Poppy, 40, lives and works in north-west London. Her studio is a small space at the top of her family home – transformed from its previous designation as “the spare room” to become her sanctuary. “It’s my haven of quiet; there is something very important about coming up to my own space,” she says. “It’s somewhere you can enter into; your creative mind begins at that point. I’m always thinking and exploring but I consolidate those ideas when I come to sit at my desk. It’s tiny, but it’s my own.”
Collaborating with Berry Bros. & Rudd
The artwork Poppy created for our new limited-edition Good Ordinary Claret label is striking, geometric and beautiful. For her canvas, she chose to use the wooden lid of one of our wine boxes.

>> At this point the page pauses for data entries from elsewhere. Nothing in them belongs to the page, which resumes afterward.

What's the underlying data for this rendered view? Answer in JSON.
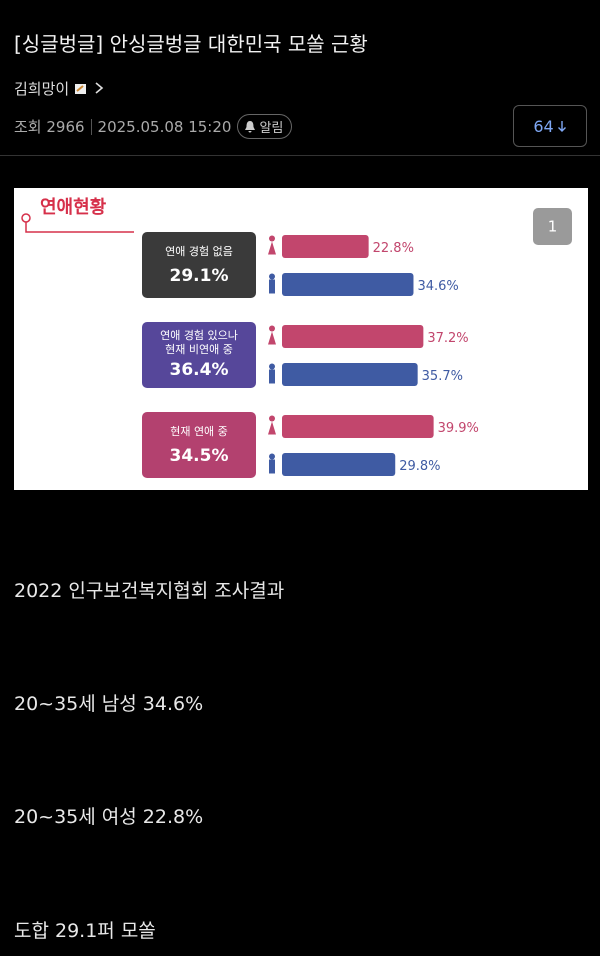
{
  "post": {
    "title": "[싱글벙글] 안싱글벙글 대한민국 모쏠 근황",
    "author": "김희망이",
    "views": "조회 2966",
    "date": "2025.05.08 15:20",
    "alarm": "알림",
    "comment_count": "64"
  },
  "image": {
    "title": "연애현황",
    "page": "1",
    "groups": [
      {
        "label": [
          "연애 경험 없음"
        ],
        "total": "29.1%",
        "box_color": "#3a3a3a"
      },
      {
        "label": [
          "연애 경험 있으나",
          "현재 비연애 중"
        ],
        "total": "36.4%",
        "box_color": "#56479a"
      },
      {
        "label": [
          "현재 연애 중"
        ],
        "total": "34.5%",
        "box_color": "#b3416f"
      }
    ],
    "female_color": "#c2466d",
    "male_color": "#3f5ba3",
    "female_values": [
      22.8,
      37.2,
      39.9
    ],
    "female_value_labels": [
      "22.8%",
      "37.2%",
      "39.9%"
    ],
    "male_values": [
      34.6,
      35.7,
      29.8
    ],
    "male_value_labels": [
      "34.6%",
      "35.7%",
      "29.8%"
    ]
  },
  "body": [
    "2022 인구보건복지협회 조사결과",
    "20~35세 남성 34.6%",
    "20~35세 여성 22.8%",
    "도합 29.1퍼 모쏠"
  ]
}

“I really wanted there to be a connection between the physical space at St James’s and the artwork,” she explains. “At the start of this process, I went on a wonderful tour of the Berry Bros. & Rudd buildings and saw all these old wine box cases; I thought that using one would be such a nice canvas – the ratio of the box-lid to a label was perfect and just immediately sprung out to me that that is what I’d like to create the artwork on.”

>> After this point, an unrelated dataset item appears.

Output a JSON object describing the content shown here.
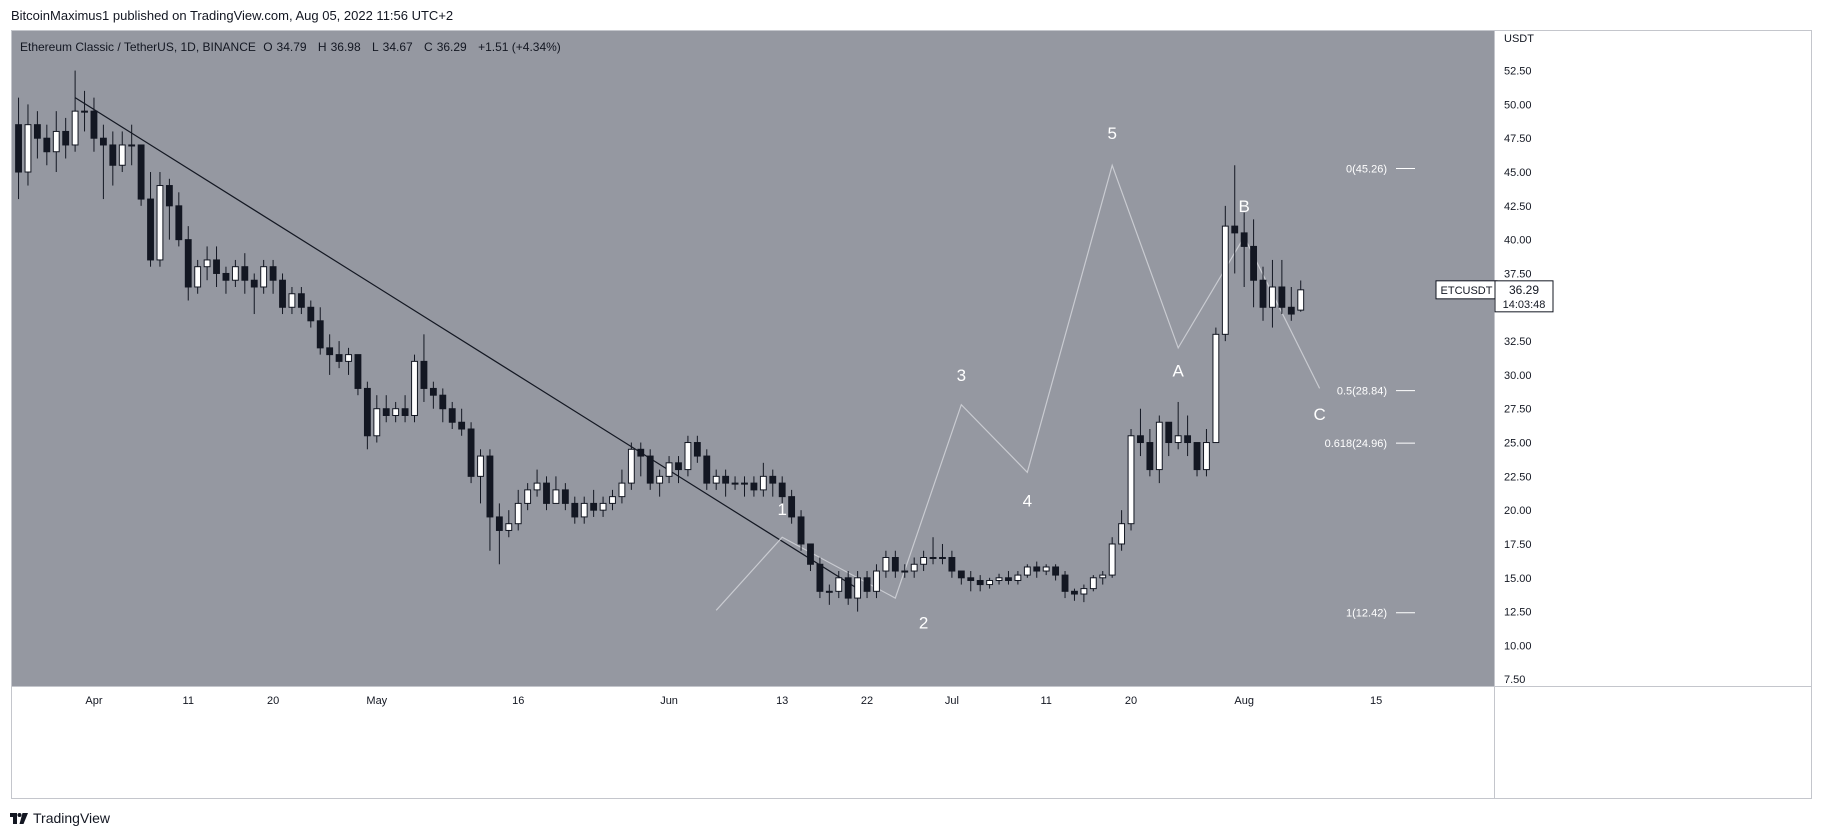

Next, Poppy painted the box lid a deep, rich blue before marking out “Good Ordinary Claret” in a font which she felt combined contemporary and vintage design cues. “When I spent time at No.3, there is very much a sense of this rich heritage alongside a really contemporary push – you walk through the amazing vaults downstairs that are steeped in so much history, then come up into the contemporary shop, which in itself is home to hundred-year-old bottles of wine. I wanted my piece to have this same harmonious mix.
“The font I chose, Graphique Pro, reflects this. I see it as having quite a vintage 1920s element; I love its elegance, and this sense of the shadow. It is also important to me that when looking at the final piece you can still see the faint trace of the Berry Bros. & Rudd logo; a connection between my artwork font and the Berry Bros. & Rudd one.”
Delighting in the ordinary
Good Ordinary Claret. “The name was really important to me.” Poppy says. “It speaks so much to the confidence that Berry Bros. & Rudd has in presenting this wine with absolute transparency and authenticity. It shows total trust in the quality of the product, the brand and the wine. And I really wanted to celebrate that.
Here, then, the typography and layout of the design was crucial. “The way I split ‘Ordinary’ is balanced and symmetrical, and for me that’s very necessary. I always draw myself back to symmetry and order.” It’s big and bold, and – in the artwork, if not on the finished bottle label – glitters with real gold.